使用此参数,模型将获得在叶节点处所需的权重总和的最小加权分数。

7

max_features -int,float,string或None,可选默认值= None

它为模型提供了寻找最佳分割时要考虑的特征数量。

8

random_state -int,RandomState实例或无,可选,默认=无

此参数表示生成的伪随机数的种子,在对数据进行混洗时会使用该种子。 以下是选项-

  • INT -在这种情况下,random_state是由随机数生成所使用的种子。

  • RandomState实例 -在这种情况下,random_state是随机数生成器。

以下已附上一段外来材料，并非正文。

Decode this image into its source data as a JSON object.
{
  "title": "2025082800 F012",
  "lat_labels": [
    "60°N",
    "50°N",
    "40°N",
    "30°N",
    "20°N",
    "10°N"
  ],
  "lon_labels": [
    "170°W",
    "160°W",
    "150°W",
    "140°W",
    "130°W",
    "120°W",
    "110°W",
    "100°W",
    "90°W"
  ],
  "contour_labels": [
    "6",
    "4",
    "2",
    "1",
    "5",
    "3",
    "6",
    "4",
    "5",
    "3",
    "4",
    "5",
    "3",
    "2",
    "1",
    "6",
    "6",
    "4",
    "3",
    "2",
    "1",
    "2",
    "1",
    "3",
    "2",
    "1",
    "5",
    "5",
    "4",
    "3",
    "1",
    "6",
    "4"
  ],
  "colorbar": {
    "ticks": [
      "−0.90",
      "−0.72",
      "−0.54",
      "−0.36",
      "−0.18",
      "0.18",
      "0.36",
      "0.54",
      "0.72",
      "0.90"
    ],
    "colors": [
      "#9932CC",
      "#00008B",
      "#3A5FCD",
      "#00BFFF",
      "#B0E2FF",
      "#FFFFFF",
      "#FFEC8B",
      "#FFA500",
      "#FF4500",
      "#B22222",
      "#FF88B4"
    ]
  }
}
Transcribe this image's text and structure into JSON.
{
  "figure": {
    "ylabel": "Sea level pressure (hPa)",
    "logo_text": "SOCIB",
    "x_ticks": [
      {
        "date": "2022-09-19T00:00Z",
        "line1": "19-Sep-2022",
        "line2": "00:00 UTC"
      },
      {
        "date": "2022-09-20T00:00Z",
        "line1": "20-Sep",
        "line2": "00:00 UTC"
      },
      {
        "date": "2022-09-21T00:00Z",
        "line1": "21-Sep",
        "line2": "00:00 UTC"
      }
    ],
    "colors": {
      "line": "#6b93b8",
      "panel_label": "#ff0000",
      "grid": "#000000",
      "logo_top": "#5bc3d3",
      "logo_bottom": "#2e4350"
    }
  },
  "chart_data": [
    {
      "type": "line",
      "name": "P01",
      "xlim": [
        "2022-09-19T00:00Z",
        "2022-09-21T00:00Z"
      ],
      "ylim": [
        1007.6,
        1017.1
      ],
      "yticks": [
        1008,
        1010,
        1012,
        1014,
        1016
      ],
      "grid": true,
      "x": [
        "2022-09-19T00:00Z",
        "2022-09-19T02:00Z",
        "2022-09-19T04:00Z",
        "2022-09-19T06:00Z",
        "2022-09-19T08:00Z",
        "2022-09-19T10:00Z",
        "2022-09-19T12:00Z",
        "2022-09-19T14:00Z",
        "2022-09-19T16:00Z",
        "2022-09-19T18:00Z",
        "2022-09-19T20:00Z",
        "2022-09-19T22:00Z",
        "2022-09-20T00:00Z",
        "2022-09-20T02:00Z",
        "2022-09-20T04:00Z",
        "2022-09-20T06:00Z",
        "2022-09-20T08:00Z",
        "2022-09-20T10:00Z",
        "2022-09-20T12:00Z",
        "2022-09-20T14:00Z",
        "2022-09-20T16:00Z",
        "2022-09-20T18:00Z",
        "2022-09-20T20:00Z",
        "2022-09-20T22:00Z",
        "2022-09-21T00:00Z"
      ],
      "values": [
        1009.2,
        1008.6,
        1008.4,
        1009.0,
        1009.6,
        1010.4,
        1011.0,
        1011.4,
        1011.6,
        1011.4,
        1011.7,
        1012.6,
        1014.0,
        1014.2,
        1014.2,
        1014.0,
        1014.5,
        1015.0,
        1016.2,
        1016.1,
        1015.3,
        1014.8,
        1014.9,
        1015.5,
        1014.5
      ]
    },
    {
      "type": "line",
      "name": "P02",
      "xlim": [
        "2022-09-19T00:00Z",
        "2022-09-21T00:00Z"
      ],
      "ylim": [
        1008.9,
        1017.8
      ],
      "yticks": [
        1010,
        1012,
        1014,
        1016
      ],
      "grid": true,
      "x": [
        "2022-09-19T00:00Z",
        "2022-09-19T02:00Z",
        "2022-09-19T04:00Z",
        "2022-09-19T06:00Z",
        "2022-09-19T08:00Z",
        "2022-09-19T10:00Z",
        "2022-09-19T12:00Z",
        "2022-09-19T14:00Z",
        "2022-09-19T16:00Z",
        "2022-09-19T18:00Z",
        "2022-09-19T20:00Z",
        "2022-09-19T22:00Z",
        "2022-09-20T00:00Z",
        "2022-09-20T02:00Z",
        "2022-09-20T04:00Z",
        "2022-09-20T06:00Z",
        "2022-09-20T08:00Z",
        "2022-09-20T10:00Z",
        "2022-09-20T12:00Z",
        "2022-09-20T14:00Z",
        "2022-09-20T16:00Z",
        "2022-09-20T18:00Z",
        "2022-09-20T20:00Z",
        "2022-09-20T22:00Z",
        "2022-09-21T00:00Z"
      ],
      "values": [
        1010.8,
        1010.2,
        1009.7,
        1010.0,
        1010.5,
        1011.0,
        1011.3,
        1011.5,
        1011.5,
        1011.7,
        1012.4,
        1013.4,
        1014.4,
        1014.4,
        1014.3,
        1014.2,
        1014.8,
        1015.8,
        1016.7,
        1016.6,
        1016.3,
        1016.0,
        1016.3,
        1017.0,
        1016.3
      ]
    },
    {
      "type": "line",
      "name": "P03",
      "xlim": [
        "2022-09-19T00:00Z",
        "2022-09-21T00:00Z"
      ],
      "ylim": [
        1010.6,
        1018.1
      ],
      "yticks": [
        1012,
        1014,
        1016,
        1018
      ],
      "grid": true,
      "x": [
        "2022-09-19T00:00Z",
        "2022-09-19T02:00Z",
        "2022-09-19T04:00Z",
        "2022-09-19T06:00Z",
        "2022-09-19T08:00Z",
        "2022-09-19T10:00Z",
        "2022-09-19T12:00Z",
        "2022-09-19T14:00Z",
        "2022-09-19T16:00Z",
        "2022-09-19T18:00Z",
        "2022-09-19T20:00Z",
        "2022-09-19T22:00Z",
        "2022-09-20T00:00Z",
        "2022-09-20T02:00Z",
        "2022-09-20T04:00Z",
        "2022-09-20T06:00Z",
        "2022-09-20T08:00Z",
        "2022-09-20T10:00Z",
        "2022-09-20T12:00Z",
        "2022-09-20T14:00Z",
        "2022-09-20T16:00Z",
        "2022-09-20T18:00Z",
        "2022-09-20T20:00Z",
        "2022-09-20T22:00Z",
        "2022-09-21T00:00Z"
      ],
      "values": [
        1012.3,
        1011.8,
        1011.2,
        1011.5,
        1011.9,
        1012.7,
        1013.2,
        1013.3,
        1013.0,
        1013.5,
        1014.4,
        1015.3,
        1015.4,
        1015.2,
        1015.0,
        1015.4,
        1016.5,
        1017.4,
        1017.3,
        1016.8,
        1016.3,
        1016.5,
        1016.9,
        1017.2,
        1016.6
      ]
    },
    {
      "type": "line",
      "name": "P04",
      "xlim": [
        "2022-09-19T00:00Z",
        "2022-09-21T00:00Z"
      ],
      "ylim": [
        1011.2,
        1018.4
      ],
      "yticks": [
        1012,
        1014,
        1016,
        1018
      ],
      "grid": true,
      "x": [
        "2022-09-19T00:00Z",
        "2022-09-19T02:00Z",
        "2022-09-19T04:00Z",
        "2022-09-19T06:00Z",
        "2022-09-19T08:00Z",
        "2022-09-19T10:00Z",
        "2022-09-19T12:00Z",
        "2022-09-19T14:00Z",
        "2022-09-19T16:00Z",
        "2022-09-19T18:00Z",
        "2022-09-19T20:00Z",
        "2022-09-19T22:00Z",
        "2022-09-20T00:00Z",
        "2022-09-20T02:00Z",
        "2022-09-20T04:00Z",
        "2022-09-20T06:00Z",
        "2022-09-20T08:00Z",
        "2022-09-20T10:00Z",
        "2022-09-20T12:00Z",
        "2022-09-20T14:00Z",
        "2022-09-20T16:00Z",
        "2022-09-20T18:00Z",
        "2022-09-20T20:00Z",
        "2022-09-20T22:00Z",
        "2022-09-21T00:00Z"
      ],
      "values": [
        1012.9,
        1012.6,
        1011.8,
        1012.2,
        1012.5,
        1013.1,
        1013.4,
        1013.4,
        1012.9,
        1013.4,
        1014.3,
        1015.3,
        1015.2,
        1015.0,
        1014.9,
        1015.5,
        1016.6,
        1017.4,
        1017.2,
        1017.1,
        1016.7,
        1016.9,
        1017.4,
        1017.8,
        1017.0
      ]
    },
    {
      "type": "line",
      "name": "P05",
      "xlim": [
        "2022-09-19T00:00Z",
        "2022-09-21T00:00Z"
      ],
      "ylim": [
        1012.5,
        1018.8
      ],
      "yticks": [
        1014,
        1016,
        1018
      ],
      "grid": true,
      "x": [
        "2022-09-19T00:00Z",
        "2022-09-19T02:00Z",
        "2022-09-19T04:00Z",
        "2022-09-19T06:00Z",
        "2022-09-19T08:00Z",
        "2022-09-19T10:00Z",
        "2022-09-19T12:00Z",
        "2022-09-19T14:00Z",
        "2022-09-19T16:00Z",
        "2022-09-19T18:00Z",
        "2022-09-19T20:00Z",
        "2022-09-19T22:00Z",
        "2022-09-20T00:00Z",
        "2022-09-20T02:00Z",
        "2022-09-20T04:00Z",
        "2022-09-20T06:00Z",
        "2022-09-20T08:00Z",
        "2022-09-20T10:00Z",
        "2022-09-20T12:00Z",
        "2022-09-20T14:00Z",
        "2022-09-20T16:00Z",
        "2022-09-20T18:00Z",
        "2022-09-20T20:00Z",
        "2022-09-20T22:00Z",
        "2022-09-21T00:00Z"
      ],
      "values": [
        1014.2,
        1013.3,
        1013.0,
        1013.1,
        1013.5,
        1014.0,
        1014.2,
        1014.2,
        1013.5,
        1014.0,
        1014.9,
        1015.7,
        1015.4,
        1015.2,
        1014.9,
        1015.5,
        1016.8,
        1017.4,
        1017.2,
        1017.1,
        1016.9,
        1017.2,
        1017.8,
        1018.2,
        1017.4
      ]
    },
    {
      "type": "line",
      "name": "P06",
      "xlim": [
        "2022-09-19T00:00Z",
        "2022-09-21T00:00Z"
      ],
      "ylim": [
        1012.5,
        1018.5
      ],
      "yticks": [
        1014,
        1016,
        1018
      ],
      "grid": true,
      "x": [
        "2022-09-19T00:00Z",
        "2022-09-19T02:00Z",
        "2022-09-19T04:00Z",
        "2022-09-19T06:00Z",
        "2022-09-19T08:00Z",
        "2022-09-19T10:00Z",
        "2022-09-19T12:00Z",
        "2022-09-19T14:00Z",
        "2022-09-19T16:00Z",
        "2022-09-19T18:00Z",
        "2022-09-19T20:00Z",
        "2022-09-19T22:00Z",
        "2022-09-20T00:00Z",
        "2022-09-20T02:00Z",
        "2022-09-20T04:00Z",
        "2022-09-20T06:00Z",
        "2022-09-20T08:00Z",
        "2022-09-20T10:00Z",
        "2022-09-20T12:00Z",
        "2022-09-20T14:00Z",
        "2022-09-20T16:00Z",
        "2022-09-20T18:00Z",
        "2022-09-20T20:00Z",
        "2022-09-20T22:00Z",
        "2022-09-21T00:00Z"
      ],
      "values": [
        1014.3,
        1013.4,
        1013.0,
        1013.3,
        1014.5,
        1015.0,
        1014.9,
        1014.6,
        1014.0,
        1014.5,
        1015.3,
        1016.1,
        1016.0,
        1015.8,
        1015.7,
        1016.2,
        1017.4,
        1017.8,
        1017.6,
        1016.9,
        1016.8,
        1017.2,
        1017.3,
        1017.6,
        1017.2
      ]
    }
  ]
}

  • -在这种情况下,随机数生成器是np.random使用的RandonState实例。

9

max_leaf_nodes -int或无,可选默认值=无

此参数将以最佳优先方式使带有max_leaf_nodes的树生长。 默认值为none,这意味着将有无限数量的叶节点。

10

min_impurity_decrease-浮动,可选默认值= 0。

该值用作节点拆分的标准,因为如果该拆分导致杂质减少量大于或等于min_impurity_decrease值,则模型将拆分节点。

11

min_impurity_split-浮点数,默认= 1e-7

它代表了树木生长尽早停止的门槛。

12

class_weight-字典,字典列表,“平衡”或“无”,默认=无

它表示与类关联的权重。 格式为{class_label:weight}。 如果使用默认选项,则意味着所有类都应具有权重一。 另一方面,如果选择class_weight:balanced ,它将使用y的值自动调整权重。

13

预排序-bool ,可选默认值= False

它告诉模型是否对数据进行预排序,以加快找到最佳拟合拟合的速度。 默认值为false,但设置为true,则可能会减慢训练过程。

属性 (Attributes)

Following table consist the attributes used by sklearn.tree.DecisionTreeClassifier module −

下表包含sklearn.tree.DecisionTreeClassifier模块使用的属性-

Sr.NoParameter & Description
1

feature_importances_ − array of shape =[n_features]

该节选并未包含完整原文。